Turkey reinvigorates Operation Claw in Kurdistan Region against PKK

ERBIL, Kurdistan Region — Turkey has begun its second wave of Operation Claw against Kurdistan Workers’ Party (PKK) guerillas in the Khakurk area south of Turkey’s border with the Kurdistan Region of Iraq. The first phase commenced in late-May.


“On the evening of July 12, a new operation named Claw 2 was launched with our Commando Brigades in the north of Iraq to destroy caves and shelters used by a terror organisation. This is a follow-up on the successfully ongoing Claw 1 operation in the Hakurk [Khakurk] area which revealed new information on terrorist activity,” read a statement from the Turkish Ministry of Defense that was released on Saturday. 


Ankara is branding the new offensive ‘Operation Claw 2.’ Hakurk is in the Kurdistan Region of Iraq, close to the borders with Turkey and Iran. It is located just north of Qandil, where the PKK is headquartered about 52 kilometers northeast of the regional capital city of Erbil.



The Hakurk region in Erbil Province, Kurdistan Region, Iraq. Graphic: Rudaw/Google Maps

“The operation continues as planned,” it added, detailing Turkey is supporting it with Air Force planes, ground fire support vehicles, TAI/AgustaWestland (ATAK) attack helicopters and unmanned aerial vehicles (UAVs).

The ministry has claimed it “neutralized” dozens of PKK fighters in the framework of Operation Claw, but the Kurdish group has refuted the figure. 

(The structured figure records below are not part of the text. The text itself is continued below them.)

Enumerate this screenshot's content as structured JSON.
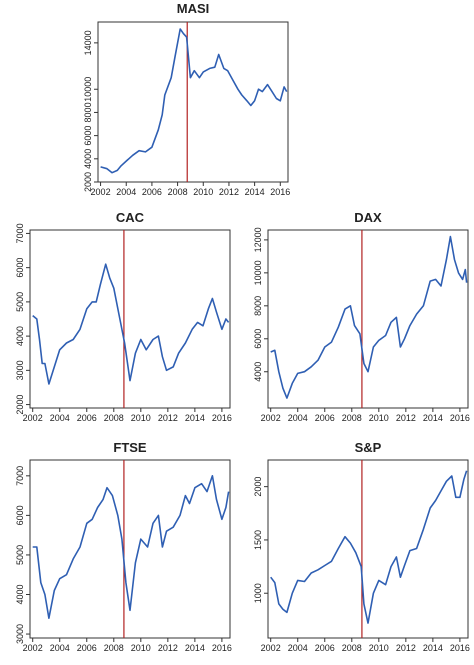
{
  "chart_data": [
    {
      "type": "line",
      "title": "MASI",
      "xlim": [
        2001.8,
        2016.6
      ],
      "ylim": [
        2000,
        15800
      ],
      "xticks": [
        2002,
        2004,
        2006,
        2008,
        2010,
        2012,
        2014,
        2016
      ],
      "yticks": [
        2000,
        4000,
        6000,
        8000,
        10000,
        14000
      ],
      "ytick_labels": [
        "2000",
        "4000",
        "6000",
        "8000",
        "10000",
        "14000"
      ],
      "vline": 2008.75,
      "colors": {
        "line": "#2f5fb3",
        "vline": "#b22222"
      },
      "points": [
        [
          2002.0,
          3300
        ],
        [
          2002.5,
          3150
        ],
        [
          2002.9,
          2800
        ],
        [
          2003.3,
          3000
        ],
        [
          2003.6,
          3400
        ],
        [
          2004.0,
          3800
        ],
        [
          2004.5,
          4300
        ],
        [
          2005.0,
          4700
        ],
        [
          2005.5,
          4600
        ],
        [
          2006.0,
          5000
        ],
        [
          2006.5,
          6500
        ],
        [
          2006.8,
          7800
        ],
        [
          2007.0,
          9500
        ],
        [
          2007.5,
          11000
        ],
        [
          2007.8,
          12800
        ],
        [
          2008.2,
          15200
        ],
        [
          2008.45,
          14800
        ],
        [
          2008.7,
          14500
        ],
        [
          2009.0,
          11000
        ],
        [
          2009.3,
          11600
        ],
        [
          2009.7,
          11000
        ],
        [
          2010.0,
          11500
        ],
        [
          2010.5,
          11800
        ],
        [
          2010.9,
          11900
        ],
        [
          2011.2,
          13000
        ],
        [
          2011.6,
          11800
        ],
        [
          2011.9,
          11600
        ],
        [
          2012.3,
          10800
        ],
        [
          2012.7,
          10000
        ],
        [
          2013.0,
          9500
        ],
        [
          2013.4,
          9000
        ],
        [
          2013.7,
          8600
        ],
        [
          2014.0,
          9000
        ],
        [
          2014.3,
          10000
        ],
        [
          2014.6,
          9800
        ],
        [
          2015.0,
          10400
        ],
        [
          2015.3,
          9900
        ],
        [
          2015.7,
          9200
        ],
        [
          2016.0,
          9000
        ],
        [
          2016.3,
          10200
        ],
        [
          2016.5,
          9800
        ]
      ]
    },
    {
      "type": "line",
      "title": "CAC",
      "xlim": [
        2001.8,
        2016.6
      ],
      "ylim": [
        1900,
        7100
      ],
      "xticks": [
        2002,
        2004,
        2006,
        2008,
        2010,
        2012,
        2014,
        2016
      ],
      "yticks": [
        2000,
        3000,
        4000,
        5000,
        6000,
        7000
      ],
      "ytick_labels": [
        "2000",
        "3000",
        "4000",
        "5000",
        "6000",
        "7000"
      ],
      "vline": 2008.75,
      "colors": {
        "line": "#2f5fb3",
        "vline": "#b22222"
      },
      "points": [
        [
          2002.0,
          4600
        ],
        [
          2002.3,
          4500
        ],
        [
          2002.5,
          3900
        ],
        [
          2002.7,
          3200
        ],
        [
          2002.9,
          3200
        ],
        [
          2003.2,
          2600
        ],
        [
          2003.6,
          3100
        ],
        [
          2004.0,
          3600
        ],
        [
          2004.5,
          3800
        ],
        [
          2005.0,
          3900
        ],
        [
          2005.5,
          4200
        ],
        [
          2006.0,
          4800
        ],
        [
          2006.4,
          5000
        ],
        [
          2006.7,
          5000
        ],
        [
          2007.0,
          5500
        ],
        [
          2007.4,
          6100
        ],
        [
          2007.7,
          5700
        ],
        [
          2008.0,
          5400
        ],
        [
          2008.4,
          4600
        ],
        [
          2008.8,
          3800
        ],
        [
          2009.2,
          2700
        ],
        [
          2009.6,
          3500
        ],
        [
          2010.0,
          3900
        ],
        [
          2010.4,
          3600
        ],
        [
          2010.9,
          3900
        ],
        [
          2011.3,
          4000
        ],
        [
          2011.6,
          3400
        ],
        [
          2011.9,
          3000
        ],
        [
          2012.4,
          3100
        ],
        [
          2012.8,
          3500
        ],
        [
          2013.3,
          3800
        ],
        [
          2013.8,
          4200
        ],
        [
          2014.2,
          4400
        ],
        [
          2014.6,
          4300
        ],
        [
          2015.0,
          4800
        ],
        [
          2015.3,
          5100
        ],
        [
          2015.6,
          4700
        ],
        [
          2016.0,
          4200
        ],
        [
          2016.3,
          4500
        ],
        [
          2016.5,
          4400
        ]
      ]
    },
    {
      "type": "line",
      "title": "DAX",
      "xlim": [
        2001.8,
        2016.6
      ],
      "ylim": [
        1800,
        12600
      ],
      "xticks": [
        2002,
        2004,
        2006,
        2008,
        2010,
        2012,
        2014,
        2016
      ],
      "yticks": [
        4000,
        6000,
        8000,
        10000,
        12000
      ],
      "ytick_labels": [
        "4000",
        "6000",
        "8000",
        "10000",
        "12000"
      ],
      "vline": 2008.75,
      "colors": {
        "line": "#2f5fb3",
        "vline": "#b22222"
      },
      "points": [
        [
          2002.0,
          5200
        ],
        [
          2002.3,
          5300
        ],
        [
          2002.6,
          4000
        ],
        [
          2002.9,
          3000
        ],
        [
          2003.2,
          2400
        ],
        [
          2003.6,
          3300
        ],
        [
          2004.0,
          3900
        ],
        [
          2004.5,
          4000
        ],
        [
          2005.0,
          4300
        ],
        [
          2005.5,
          4700
        ],
        [
          2006.0,
          5500
        ],
        [
          2006.5,
          5800
        ],
        [
          2007.0,
          6700
        ],
        [
          2007.5,
          7800
        ],
        [
          2007.9,
          8000
        ],
        [
          2008.2,
          6800
        ],
        [
          2008.6,
          6300
        ],
        [
          2008.9,
          4500
        ],
        [
          2009.2,
          4000
        ],
        [
          2009.6,
          5500
        ],
        [
          2010.0,
          5900
        ],
        [
          2010.5,
          6200
        ],
        [
          2010.9,
          7000
        ],
        [
          2011.3,
          7300
        ],
        [
          2011.6,
          5500
        ],
        [
          2011.9,
          6000
        ],
        [
          2012.3,
          6800
        ],
        [
          2012.8,
          7500
        ],
        [
          2013.3,
          8000
        ],
        [
          2013.8,
          9500
        ],
        [
          2014.2,
          9600
        ],
        [
          2014.6,
          9200
        ],
        [
          2015.0,
          10800
        ],
        [
          2015.3,
          12200
        ],
        [
          2015.6,
          10800
        ],
        [
          2015.9,
          10000
        ],
        [
          2016.2,
          9600
        ],
        [
          2016.4,
          10200
        ],
        [
          2016.5,
          9400
        ]
      ]
    },
    {
      "type": "line",
      "title": "FTSE",
      "xlim": [
        2001.8,
        2016.6
      ],
      "ylim": [
        2900,
        7400
      ],
      "xticks": [
        2002,
        2004,
        2006,
        2008,
        2010,
        2012,
        2014,
        2016
      ],
      "yticks": [
        3000,
        4000,
        5000,
        6000,
        7000
      ],
      "ytick_labels": [
        "3000",
        "4000",
        "5000",
        "6000",
        "7000"
      ],
      "vline": 2008.75,
      "colors": {
        "line": "#2f5fb3",
        "vline": "#b22222"
      },
      "points": [
        [
          2002.0,
          5200
        ],
        [
          2002.3,
          5200
        ],
        [
          2002.6,
          4300
        ],
        [
          2002.9,
          4000
        ],
        [
          2003.2,
          3400
        ],
        [
          2003.6,
          4100
        ],
        [
          2004.0,
          4400
        ],
        [
          2004.5,
          4500
        ],
        [
          2005.0,
          4900
        ],
        [
          2005.5,
          5200
        ],
        [
          2006.0,
          5800
        ],
        [
          2006.4,
          5900
        ],
        [
          2006.8,
          6200
        ],
        [
          2007.2,
          6400
        ],
        [
          2007.5,
          6700
        ],
        [
          2007.9,
          6500
        ],
        [
          2008.3,
          6000
        ],
        [
          2008.6,
          5400
        ],
        [
          2008.9,
          4300
        ],
        [
          2009.2,
          3600
        ],
        [
          2009.6,
          4800
        ],
        [
          2010.0,
          5400
        ],
        [
          2010.5,
          5200
        ],
        [
          2010.9,
          5800
        ],
        [
          2011.3,
          6000
        ],
        [
          2011.6,
          5200
        ],
        [
          2011.9,
          5600
        ],
        [
          2012.4,
          5700
        ],
        [
          2012.9,
          6000
        ],
        [
          2013.3,
          6500
        ],
        [
          2013.6,
          6300
        ],
        [
          2014.0,
          6700
        ],
        [
          2014.5,
          6800
        ],
        [
          2014.9,
          6600
        ],
        [
          2015.3,
          7000
        ],
        [
          2015.6,
          6400
        ],
        [
          2016.0,
          5900
        ],
        [
          2016.3,
          6200
        ],
        [
          2016.5,
          6600
        ]
      ]
    },
    {
      "type": "line",
      "title": "S&P",
      "xlim": [
        2001.8,
        2016.6
      ],
      "ylim": [
        580,
        2250
      ],
      "xticks": [
        2002,
        2004,
        2006,
        2008,
        2010,
        2012,
        2014,
        2016
      ],
      "yticks": [
        1000,
        1500,
        2000
      ],
      "ytick_labels": [
        "1000",
        "1500",
        "2000"
      ],
      "vline": 2008.75,
      "colors": {
        "line": "#2f5fb3",
        "vline": "#b22222"
      },
      "points": [
        [
          2002.0,
          1150
        ],
        [
          2002.3,
          1100
        ],
        [
          2002.6,
          900
        ],
        [
          2002.9,
          850
        ],
        [
          2003.2,
          820
        ],
        [
          2003.6,
          1000
        ],
        [
          2004.0,
          1120
        ],
        [
          2004.5,
          1110
        ],
        [
          2005.0,
          1190
        ],
        [
          2005.5,
          1220
        ],
        [
          2006.0,
          1260
        ],
        [
          2006.5,
          1300
        ],
        [
          2007.0,
          1420
        ],
        [
          2007.5,
          1530
        ],
        [
          2007.9,
          1470
        ],
        [
          2008.3,
          1380
        ],
        [
          2008.7,
          1250
        ],
        [
          2008.9,
          900
        ],
        [
          2009.2,
          720
        ],
        [
          2009.6,
          1000
        ],
        [
          2010.0,
          1120
        ],
        [
          2010.5,
          1080
        ],
        [
          2010.9,
          1250
        ],
        [
          2011.3,
          1340
        ],
        [
          2011.6,
          1150
        ],
        [
          2011.9,
          1260
        ],
        [
          2012.3,
          1400
        ],
        [
          2012.8,
          1420
        ],
        [
          2013.3,
          1600
        ],
        [
          2013.8,
          1800
        ],
        [
          2014.2,
          1870
        ],
        [
          2014.6,
          1960
        ],
        [
          2015.0,
          2050
        ],
        [
          2015.4,
          2100
        ],
        [
          2015.7,
          1900
        ],
        [
          2016.0,
          1900
        ],
        [
          2016.3,
          2070
        ],
        [
          2016.5,
          2150
        ]
      ]
    }
  ]
}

Ankara uses the word neutralized to refer to those killed, wounded, or otherwise removed from the battlefield. The PKK has also claimed the lives of a number of Turkish soldiers. The two figures rarely match.


Both sides have been locked in a four decade-long, often armed conflict, resulting in the death of roughly 40,000 people, including civilians. 

They reached a ceasefire deal in 2013 which lasted for more than two years, but deadly fighting soon resumed in the Kurdish provinces in southeastern and eastern Turkey. 


Some 4,472 people have been killed since the peace process fell apart on July 20, 2015, according to the most recent figures from the International Crisis Group (ICG).  

On the 38th anniversary of the July 14 event in a Diyarbakir prison, the PKK announced “Halat Retaliation Year” on Saturday. It is a reference to the killing of senior PKK leader Diyar Ghareen, known as Halmat by his comrades, during Turkish operations on July 5. 


A group of Kurds were held in Diyarbakir prison after a 1980 military coup in Turkey. Abused in the jail, a group of the prisoners went on a hunger strike. The incident is commemorated by sympathizers remembered every year. A film about it called ‘14 Temmuz’ (July 14) has sometimes been banned by the Turkish state. 

Firat News Agency (ANF), media affiliated with the PKK, published footage on Friday, purportedly showing Turkish military bases and convoys being attacked by guerillas in different areas on the Turkish side of the border with the Kurdistan Region. 


The attacks took place on June 21 in Hakkari, on June 29 in Avasin, and on July 5 in Uludere, killing six soldiers, according to ANF. 

The People's Defence Forces (HPG), the armed wing of the PKK, released photographs of two of its fighters who it claimed were killed in clashes with the Turkish Army inside Turkey in mid-May. The HPG typically announces their deaths weeks or months later.

The Kurdistan Regional Government and Iraqi federal government repeatedly have called on armed groups not to launch attacks against neighboring countries from within the country.
 

Kurdish groups opposed to the Iranian regime have also come under retaliatory attacks in recent days by Iran’s Islamic Revolutionary Guard Corps (IRGC) in areas just south of Hakurk and Qandil in recent days.